If all one wants to do is control a model airplane or a model boat with an RC system then this is a completely irrelevant question.

Consequently I think it was reasonable for me to assume you have other plans.

...R
Two or three hours spent thinking and reading documentation solves most programming problems.

rtdgreg

Indeed.  You just connect the radio receiver to servos & electronic speed controllers.  You can buy them off the shelf.  Nothing to do with Arduinos.  Your assumption is correct, but I don't see the relevance.

The bought in item is a mass produced radio receiver.  I want to collect the outputs from such a receiver into one or more Arduinos.  I discovered that the receiver I have sends PWM pulses concurrently, whereas earlier ones sent sequentially.  I wondered if anybody else is aware of this.  I don't know that anybody on this forum is.

I find it a bit curious that there's nobody saying "Yes, receivers are all like that nowadays" or "That's unusual.  The ones I have send their pulses sequentially".

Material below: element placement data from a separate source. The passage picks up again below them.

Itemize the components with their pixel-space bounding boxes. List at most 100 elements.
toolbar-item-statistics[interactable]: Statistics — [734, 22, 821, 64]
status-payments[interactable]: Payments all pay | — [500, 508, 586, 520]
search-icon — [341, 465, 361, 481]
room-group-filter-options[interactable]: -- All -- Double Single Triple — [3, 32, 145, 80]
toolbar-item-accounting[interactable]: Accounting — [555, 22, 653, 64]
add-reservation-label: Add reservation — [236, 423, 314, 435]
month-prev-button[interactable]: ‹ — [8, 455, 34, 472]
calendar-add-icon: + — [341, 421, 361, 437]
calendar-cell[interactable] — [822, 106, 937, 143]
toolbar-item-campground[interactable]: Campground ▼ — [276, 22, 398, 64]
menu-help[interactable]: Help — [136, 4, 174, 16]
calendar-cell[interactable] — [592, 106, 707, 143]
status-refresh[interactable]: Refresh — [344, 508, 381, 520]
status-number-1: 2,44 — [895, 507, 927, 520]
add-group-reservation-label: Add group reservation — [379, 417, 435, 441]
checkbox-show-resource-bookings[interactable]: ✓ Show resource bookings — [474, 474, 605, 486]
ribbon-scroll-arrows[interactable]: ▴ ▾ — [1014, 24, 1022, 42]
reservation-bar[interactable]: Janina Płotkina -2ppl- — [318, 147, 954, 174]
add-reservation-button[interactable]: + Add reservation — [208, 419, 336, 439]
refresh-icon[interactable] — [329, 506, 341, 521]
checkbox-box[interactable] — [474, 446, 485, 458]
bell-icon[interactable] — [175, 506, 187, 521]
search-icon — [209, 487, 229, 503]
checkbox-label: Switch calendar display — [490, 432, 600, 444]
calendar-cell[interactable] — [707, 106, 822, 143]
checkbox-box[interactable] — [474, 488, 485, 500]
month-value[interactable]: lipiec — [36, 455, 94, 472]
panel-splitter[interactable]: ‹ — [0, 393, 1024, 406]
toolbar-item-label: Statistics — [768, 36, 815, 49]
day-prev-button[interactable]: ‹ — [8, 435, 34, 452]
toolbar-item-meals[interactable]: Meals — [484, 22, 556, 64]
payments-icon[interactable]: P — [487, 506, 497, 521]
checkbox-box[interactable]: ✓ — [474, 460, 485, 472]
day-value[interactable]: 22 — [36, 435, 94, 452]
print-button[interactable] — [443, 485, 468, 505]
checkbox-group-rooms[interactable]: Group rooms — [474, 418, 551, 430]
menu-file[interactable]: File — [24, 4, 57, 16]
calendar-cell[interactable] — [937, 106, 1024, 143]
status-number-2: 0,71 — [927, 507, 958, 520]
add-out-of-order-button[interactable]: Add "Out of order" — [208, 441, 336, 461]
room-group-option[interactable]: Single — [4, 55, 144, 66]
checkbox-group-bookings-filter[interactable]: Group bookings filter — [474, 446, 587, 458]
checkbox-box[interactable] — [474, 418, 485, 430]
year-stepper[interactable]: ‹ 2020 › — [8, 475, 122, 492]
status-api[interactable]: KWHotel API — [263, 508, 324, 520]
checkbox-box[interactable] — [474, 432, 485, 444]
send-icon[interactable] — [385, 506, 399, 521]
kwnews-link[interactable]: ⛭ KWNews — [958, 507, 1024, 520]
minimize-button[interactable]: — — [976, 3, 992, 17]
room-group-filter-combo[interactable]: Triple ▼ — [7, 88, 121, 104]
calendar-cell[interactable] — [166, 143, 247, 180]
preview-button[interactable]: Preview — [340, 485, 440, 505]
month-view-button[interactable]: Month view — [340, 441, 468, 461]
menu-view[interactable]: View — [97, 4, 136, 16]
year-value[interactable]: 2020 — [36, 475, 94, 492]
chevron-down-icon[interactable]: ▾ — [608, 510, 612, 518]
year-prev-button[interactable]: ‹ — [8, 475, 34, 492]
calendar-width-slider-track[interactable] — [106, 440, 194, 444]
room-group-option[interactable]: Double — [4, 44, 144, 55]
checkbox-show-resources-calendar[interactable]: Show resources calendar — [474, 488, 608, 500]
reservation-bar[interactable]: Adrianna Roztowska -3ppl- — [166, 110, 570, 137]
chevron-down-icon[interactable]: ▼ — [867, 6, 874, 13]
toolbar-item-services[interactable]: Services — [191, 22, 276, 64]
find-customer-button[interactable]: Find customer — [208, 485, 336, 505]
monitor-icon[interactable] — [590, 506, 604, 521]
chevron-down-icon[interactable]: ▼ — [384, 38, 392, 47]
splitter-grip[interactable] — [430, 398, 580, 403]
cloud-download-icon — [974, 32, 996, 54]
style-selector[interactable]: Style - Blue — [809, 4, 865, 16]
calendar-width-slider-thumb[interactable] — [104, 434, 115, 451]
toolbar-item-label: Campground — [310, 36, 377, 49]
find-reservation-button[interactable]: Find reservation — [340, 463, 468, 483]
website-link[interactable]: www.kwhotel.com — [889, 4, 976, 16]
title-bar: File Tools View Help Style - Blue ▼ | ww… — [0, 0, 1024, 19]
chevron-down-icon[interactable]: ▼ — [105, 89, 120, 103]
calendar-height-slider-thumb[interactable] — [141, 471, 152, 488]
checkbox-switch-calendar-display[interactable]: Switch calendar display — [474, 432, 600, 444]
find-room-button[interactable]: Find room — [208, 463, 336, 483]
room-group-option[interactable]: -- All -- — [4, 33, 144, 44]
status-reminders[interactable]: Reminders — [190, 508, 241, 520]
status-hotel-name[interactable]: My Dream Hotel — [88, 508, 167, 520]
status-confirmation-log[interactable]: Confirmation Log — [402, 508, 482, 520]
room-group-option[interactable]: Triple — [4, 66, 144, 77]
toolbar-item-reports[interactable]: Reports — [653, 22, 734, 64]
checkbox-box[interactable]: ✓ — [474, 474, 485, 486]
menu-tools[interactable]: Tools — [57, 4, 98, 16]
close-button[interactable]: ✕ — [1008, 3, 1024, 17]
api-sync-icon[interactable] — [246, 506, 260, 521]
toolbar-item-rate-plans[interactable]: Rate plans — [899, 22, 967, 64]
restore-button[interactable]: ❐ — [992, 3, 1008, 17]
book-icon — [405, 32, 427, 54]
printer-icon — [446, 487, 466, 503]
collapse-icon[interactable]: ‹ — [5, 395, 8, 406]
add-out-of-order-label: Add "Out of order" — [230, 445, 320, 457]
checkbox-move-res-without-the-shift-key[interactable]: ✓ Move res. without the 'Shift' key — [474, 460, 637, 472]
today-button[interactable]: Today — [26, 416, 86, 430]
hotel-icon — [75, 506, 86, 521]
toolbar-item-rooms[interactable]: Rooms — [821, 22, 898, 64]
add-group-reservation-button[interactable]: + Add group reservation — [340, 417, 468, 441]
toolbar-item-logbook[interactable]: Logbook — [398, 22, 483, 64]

Nevertheless, I think I have answered all the questions that you have asked me, but you have not answered any of the questions that I asked you, and nobody else on the forum has provided answers to any of those questions either.


Robin2

I find it a bit curious that there's nobody saying "Yes, receivers are all like that nowadays" or "That's unusual.  The ones I have send their pulses sequentially".
Perhaps you need to ask on a Forum that specializes in RC equipment. This Forum specializes in Arduinos.

...R
Two or three hours spent thinking and reading documentation solves most programming problems.